Recipes Nugget Markets Signature Recipes
Gluten-Free Fettucine with "15 Minute Marinara"
- Prep time
- 5 minutes PT5M
- Cook time
- 15 minutes PT15M
- Serves 6 to 8
This dish is quick and easy, and works well with any dried pasta, as well as our gluten free dough.
- 1 can whole San Marzano tomatoes
- 2 ribs celery, small dice
- 1 carrot, peeled and small dice
- 1 shallot, small dice
- 1 clove garlic, minced
- 1 bay leaf
- 2 tablespoons extra virgin olive oil
- ¼ cup Parmesan or pecorino cheese for garnish
- Salt and pepper to taste
- ½ recipe Gluten Free Pasta Dough, rolled out and hand cut to ¼ inch noodles
Set a large pot to boil, salt liberally.
In a cold pan place garlic and oil, and turn to medium heat, stirring frequently. When the edges of the garlic appear to be brown, add the shallot, carrot and celery, a pinch of salt and pepper, and continue to sauté until the shallot turns translucent (this should take 2-3 minutes). Add the tomatoes, lightly breaking them up as you stir. Bring to a boil, and reduce to a simmer. Allow to reduce for 6 minutes and then drop your pasta into the boiling water.

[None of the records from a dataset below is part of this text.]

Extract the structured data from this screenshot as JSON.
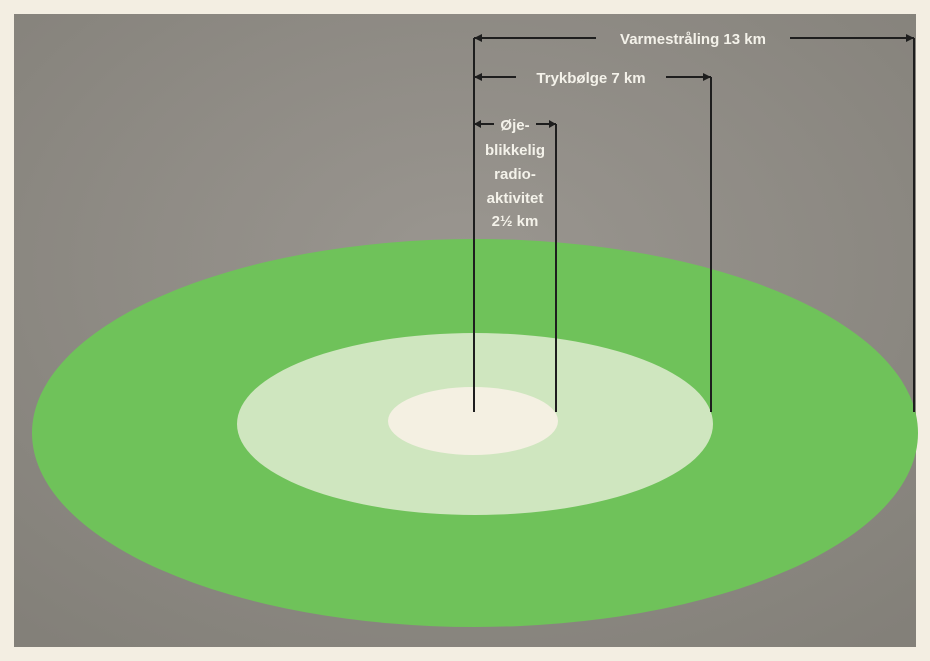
{
  "colors": {
    "background_gray": "#8f8b86",
    "outer_zone": "#6fc25a",
    "middle_zone": "#cfe6bf",
    "inner_zone": "#f4f0e2",
    "line": "#1e1e1e",
    "label_text": "#f4f2ea"
  },
  "labels": {
    "heat_radiation": "Varmestråling 13 km",
    "blast_wave": "Trykbølge 7 km",
    "radioactivity_lines": [
      "Øje-",
      "blikkelig",
      "radio-",
      "aktivitet",
      "2½ km"
    ]
  }
}
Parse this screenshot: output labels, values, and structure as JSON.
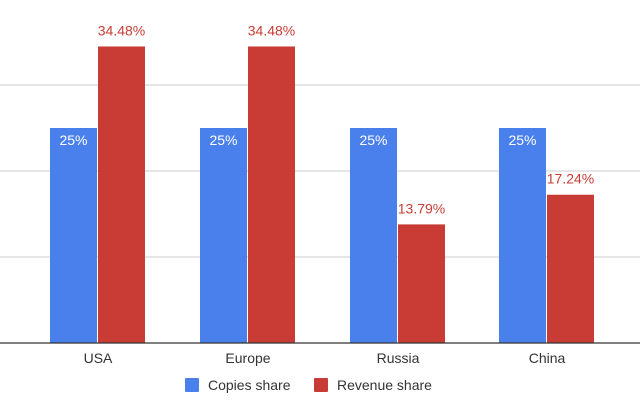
{
  "chart_data": {
    "type": "bar",
    "title": "",
    "xlabel": "",
    "ylabel": "",
    "ylim": [
      0,
      40
    ],
    "grid": true,
    "legend": "bottom",
    "categories": [
      "USA",
      "Europe",
      "Russia",
      "China"
    ],
    "series": [
      {
        "name": "Copies share",
        "color": "#4a80ec",
        "values": [
          25,
          25,
          25,
          25
        ],
        "labels": [
          "25%",
          "25%",
          "25%",
          "25%"
        ],
        "label_position": "inside"
      },
      {
        "name": "Revenue share",
        "color": "#c83c35",
        "values": [
          34.48,
          34.48,
          13.79,
          17.24
        ],
        "labels": [
          "34.48%",
          "34.48%",
          "13.79%",
          "17.24%"
        ],
        "label_position": "outside"
      }
    ]
  }
}
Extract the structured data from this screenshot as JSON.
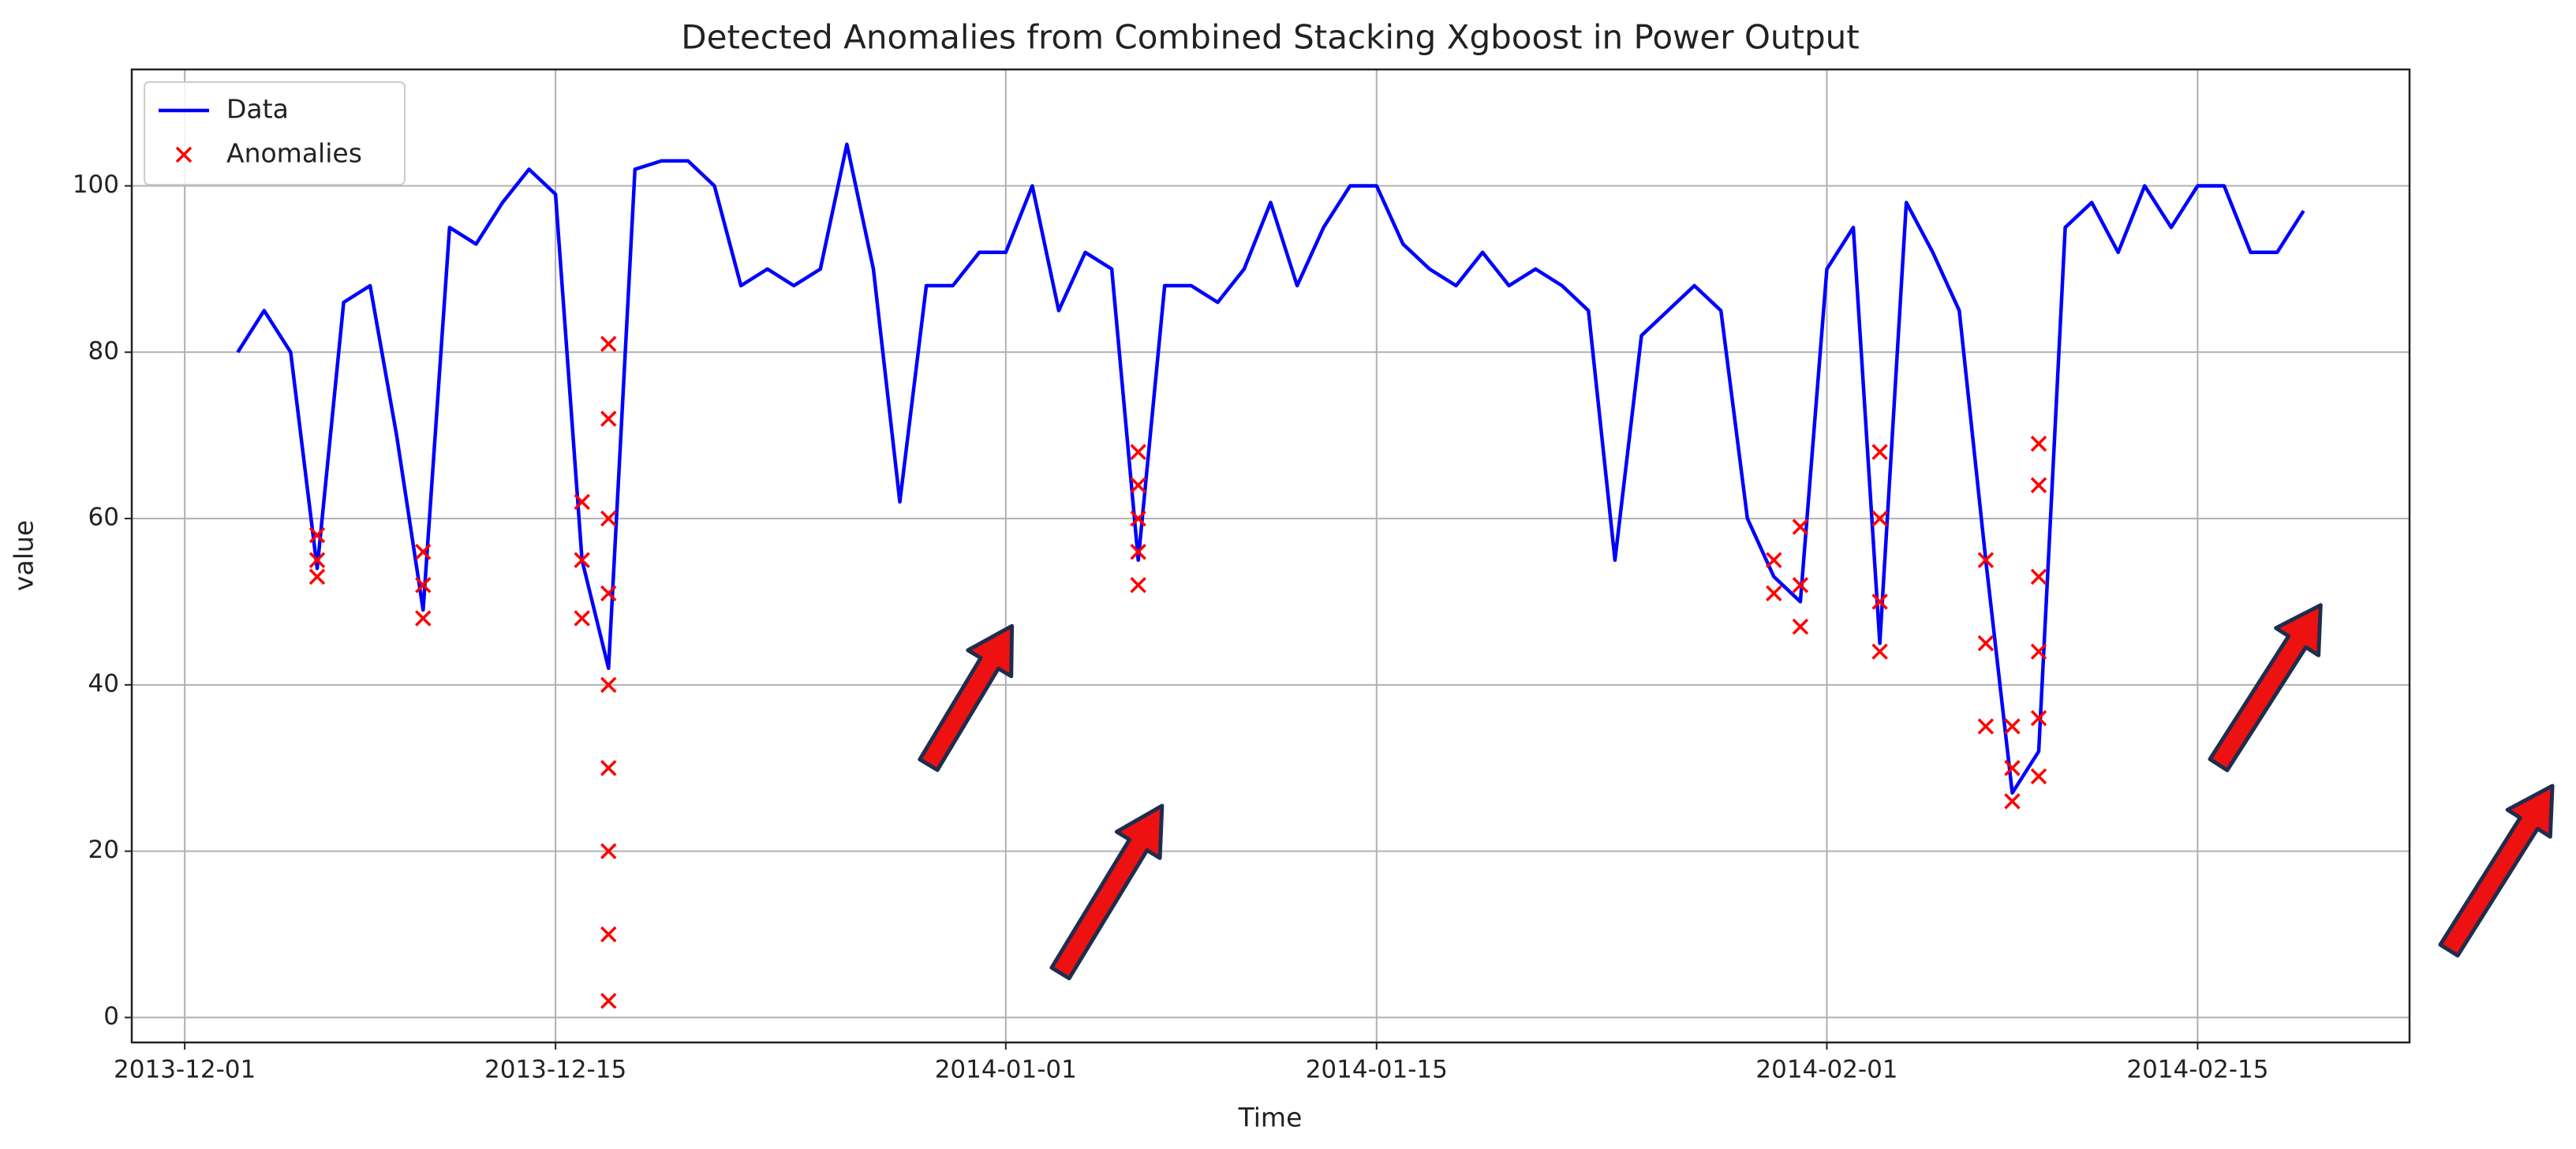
{
  "chart_data": {
    "type": "line",
    "title": "Detected Anomalies from Combined Stacking Xgboost in Power Output",
    "x_label": "Time",
    "y_label": "value",
    "xlim": [
      "2013-11-29",
      "2014-02-23"
    ],
    "xticks": [
      "2013-12-01",
      "2013-12-15",
      "2014-01-01",
      "2014-01-15",
      "2014-02-01",
      "2014-02-15"
    ],
    "ylim": [
      -3,
      114
    ],
    "yticks": [
      0,
      20,
      40,
      60,
      80,
      100
    ],
    "grid": true,
    "legend": "upper left",
    "series": [
      {
        "name": "Data",
        "type": "line",
        "color": "#0000ff",
        "x": [
          "2013-12-03",
          "2013-12-04",
          "2013-12-05",
          "2013-12-06",
          "2013-12-07",
          "2013-12-08",
          "2013-12-09",
          "2013-12-10",
          "2013-12-11",
          "2013-12-12",
          "2013-12-13",
          "2013-12-14",
          "2013-12-15",
          "2013-12-16",
          "2013-12-17",
          "2013-12-18",
          "2013-12-19",
          "2013-12-20",
          "2013-12-21",
          "2013-12-22",
          "2013-12-23",
          "2013-12-24",
          "2013-12-25",
          "2013-12-26",
          "2013-12-27",
          "2013-12-28",
          "2013-12-29",
          "2013-12-30",
          "2013-12-31",
          "2014-01-01",
          "2014-01-02",
          "2014-01-03",
          "2014-01-04",
          "2014-01-05",
          "2014-01-06",
          "2014-01-07",
          "2014-01-08",
          "2014-01-09",
          "2014-01-10",
          "2014-01-11",
          "2014-01-12",
          "2014-01-13",
          "2014-01-14",
          "2014-01-15",
          "2014-01-16",
          "2014-01-17",
          "2014-01-18",
          "2014-01-19",
          "2014-01-20",
          "2014-01-21",
          "2014-01-22",
          "2014-01-23",
          "2014-01-24",
          "2014-01-25",
          "2014-01-26",
          "2014-01-27",
          "2014-01-28",
          "2014-01-29",
          "2014-01-30",
          "2014-01-31",
          "2014-02-01",
          "2014-02-02",
          "2014-02-03",
          "2014-02-04",
          "2014-02-05",
          "2014-02-06",
          "2014-02-07",
          "2014-02-08",
          "2014-02-09",
          "2014-02-10",
          "2014-02-11",
          "2014-02-12",
          "2014-02-13",
          "2014-02-14",
          "2014-02-15",
          "2014-02-16",
          "2014-02-17",
          "2014-02-18",
          "2014-02-19"
        ],
        "values": [
          80,
          85,
          80,
          54,
          86,
          88,
          70,
          49,
          95,
          93,
          98,
          102,
          99,
          55,
          42,
          102,
          103,
          103,
          100,
          88,
          90,
          88,
          90,
          105,
          90,
          62,
          88,
          88,
          92,
          92,
          100,
          85,
          92,
          90,
          55,
          88,
          88,
          86,
          90,
          98,
          88,
          95,
          100,
          100,
          93,
          90,
          88,
          92,
          88,
          90,
          88,
          85,
          55,
          82,
          85,
          88,
          85,
          60,
          53,
          50,
          90,
          95,
          45,
          98,
          92,
          85,
          55,
          27,
          32,
          95,
          98,
          92,
          100,
          95,
          100,
          100,
          92,
          92,
          97
        ]
      },
      {
        "name": "Anomalies",
        "type": "scatter",
        "color": "#ff0000",
        "x": [
          "2013-12-06",
          "2013-12-06",
          "2013-12-06",
          "2013-12-10",
          "2013-12-10",
          "2013-12-10",
          "2013-12-16",
          "2013-12-16",
          "2013-12-16",
          "2013-12-17",
          "2013-12-17",
          "2013-12-17",
          "2013-12-17",
          "2013-12-17",
          "2013-12-17",
          "2013-12-17",
          "2013-12-17",
          "2013-12-17",
          "2014-01-06",
          "2014-01-06",
          "2014-01-06",
          "2014-01-06",
          "2014-01-06",
          "2014-01-30",
          "2014-01-30",
          "2014-01-31",
          "2014-01-31",
          "2014-01-31",
          "2014-02-03",
          "2014-02-03",
          "2014-02-03",
          "2014-02-03",
          "2014-02-07",
          "2014-02-07",
          "2014-02-07",
          "2014-02-08",
          "2014-02-08",
          "2014-02-08",
          "2014-02-09",
          "2014-02-09",
          "2014-02-09",
          "2014-02-09",
          "2014-02-09",
          "2014-02-09"
        ],
        "values": [
          53,
          55,
          58,
          48,
          52,
          56,
          62,
          55,
          48,
          2,
          10,
          20,
          30,
          40,
          51,
          60,
          72,
          81,
          52,
          56,
          60,
          64,
          68,
          51,
          55,
          47,
          52,
          59,
          44,
          50,
          60,
          68,
          55,
          45,
          35,
          26,
          30,
          35,
          29,
          36,
          44,
          53,
          64,
          69
        ]
      }
    ]
  }
}
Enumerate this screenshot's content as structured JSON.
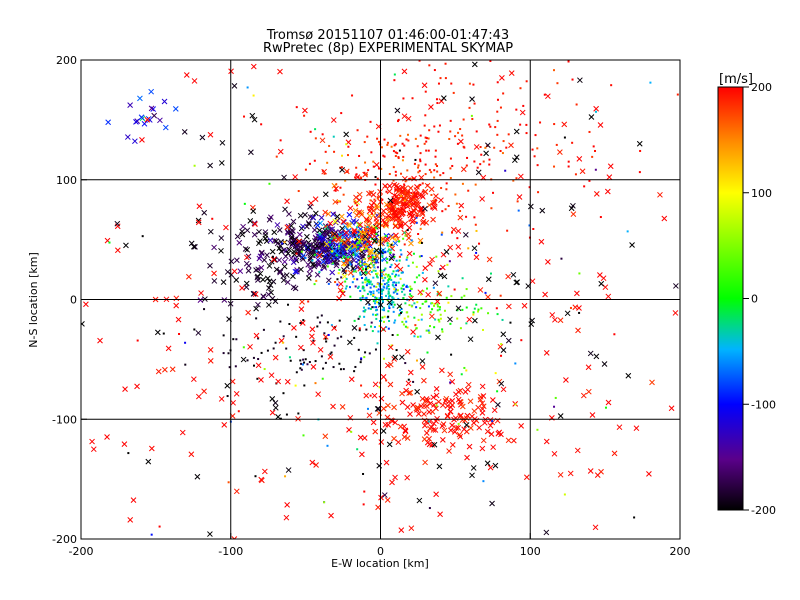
{
  "chart_data": {
    "type": "scatter",
    "title": "Tromsø 20151107 01:46:00-01:47:43",
    "subtitle": "RwPretec (8p) EXPERIMENTAL SKYMAP",
    "xlabel": "E-W location [km]",
    "ylabel": "N-S location [km]",
    "xlim": [
      -200,
      200
    ],
    "ylim": [
      -200,
      200
    ],
    "x_ticks": [
      "-200",
      "-100",
      "0",
      "100",
      "200"
    ],
    "y_ticks": [
      "-200",
      "-100",
      "0",
      "100",
      "200"
    ],
    "grid": true,
    "marker_types": [
      "x",
      "dot"
    ],
    "colorbar": {
      "label": "[m/s]",
      "range": [
        -200,
        200
      ],
      "ticks": [
        "200",
        "100",
        "0",
        "-100",
        "-200"
      ],
      "colormap": [
        "#000000",
        "#5a008a",
        "#0000ff",
        "#00b4ff",
        "#00ff00",
        "#ffff00",
        "#ff8c00",
        "#ff0000"
      ]
    },
    "clusters": [
      {
        "center": [
          -45,
          45
        ],
        "spread": [
          18,
          12
        ],
        "count": 260,
        "velocity": -180,
        "vel_spread": 25,
        "marker": "x"
      },
      {
        "center": [
          -25,
          45
        ],
        "spread": [
          14,
          10
        ],
        "count": 150,
        "velocity": -120,
        "vel_spread": 50,
        "marker": "x"
      },
      {
        "center": [
          -10,
          55
        ],
        "spread": [
          14,
          14
        ],
        "count": 110,
        "velocity": 160,
        "vel_spread": 40,
        "marker": "x"
      },
      {
        "center": [
          15,
          80
        ],
        "spread": [
          12,
          10
        ],
        "count": 150,
        "velocity": 195,
        "vel_spread": 10,
        "marker": "x"
      },
      {
        "center": [
          15,
          100
        ],
        "spread": [
          28,
          22
        ],
        "count": 180,
        "velocity": 185,
        "vel_spread": 20,
        "marker": "dot"
      },
      {
        "center": [
          0,
          5
        ],
        "spread": [
          10,
          14
        ],
        "count": 200,
        "velocity": -50,
        "vel_spread": 20,
        "marker": "dot"
      },
      {
        "center": [
          -5,
          30
        ],
        "spread": [
          20,
          14
        ],
        "count": 180,
        "velocity": 0,
        "vel_spread": 70,
        "marker": "dot"
      },
      {
        "center": [
          30,
          -10
        ],
        "spread": [
          20,
          12
        ],
        "count": 100,
        "velocity": 30,
        "vel_spread": 40,
        "marker": "dot"
      },
      {
        "center": [
          40,
          -95
        ],
        "spread": [
          30,
          15
        ],
        "count": 150,
        "velocity": 195,
        "vel_spread": 10,
        "marker": "x"
      },
      {
        "center": [
          60,
          140
        ],
        "spread": [
          50,
          35
        ],
        "count": 160,
        "velocity": 195,
        "vel_spread": 10,
        "marker": "dot"
      },
      {
        "center": [
          -50,
          -40
        ],
        "spread": [
          30,
          20
        ],
        "count": 90,
        "velocity": -195,
        "vel_spread": 10,
        "marker": "dot"
      },
      {
        "center": [
          -160,
          150
        ],
        "spread": [
          12,
          12
        ],
        "count": 20,
        "velocity": -100,
        "vel_spread": 30,
        "marker": "x"
      },
      {
        "center": [
          -90,
          20
        ],
        "spread": [
          15,
          20
        ],
        "count": 60,
        "velocity": -190,
        "vel_spread": 15,
        "marker": "x"
      },
      {
        "center": [
          0,
          0
        ],
        "spread": [
          110,
          110
        ],
        "count": 320,
        "velocity": 200,
        "vel_spread": 8,
        "marker": "x"
      },
      {
        "center": [
          0,
          0
        ],
        "spread": [
          110,
          110
        ],
        "count": 140,
        "velocity": -200,
        "vel_spread": 8,
        "marker": "x"
      },
      {
        "center": [
          0,
          0
        ],
        "spread": [
          90,
          90
        ],
        "count": 160,
        "velocity": 0,
        "vel_spread": 180,
        "marker": "dot"
      }
    ]
  }
}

Allow the tomato sauce to reduce while the pasta is cooking (this should take 15 minutes total). When the pasta is al dente, strain it well and add it to the tomato sauce, tossing for about 2 minutes to combine. Garnish with Parmesan or pecorino and serve.
Techniques used in this recipe:
- dice: to cut ingredients into small cubes (1/4 inch for small, 1/3 inch for medium, 3/4 inch for large).
- reduce: to decrease the volume of a liquid by simmering or boiling; used to provide a thicker consistency and/or concentrated flavors.
- al dente
Italian, To the tooth; to cook an item, such as pasta or vegetables, until it is tender but still firm, not soft.
- bay leaves
Sweet Bay of Laurel is native to the Mediterranean region where it grows to an evergreen tree up to 40-feet high. It is found extensively in the milder climates of North America; the leaf of the California Bay Laurel is long and tapered, bright green in color, and extremely pungent - from two to three time more pungent than that of the European variety.
The uses of Bay are many and varied. Eggs, meats, game, soups, casseroles, and sauce benefit from the judicious use of this herb; use it sparingly, however, for it is dominant by nature.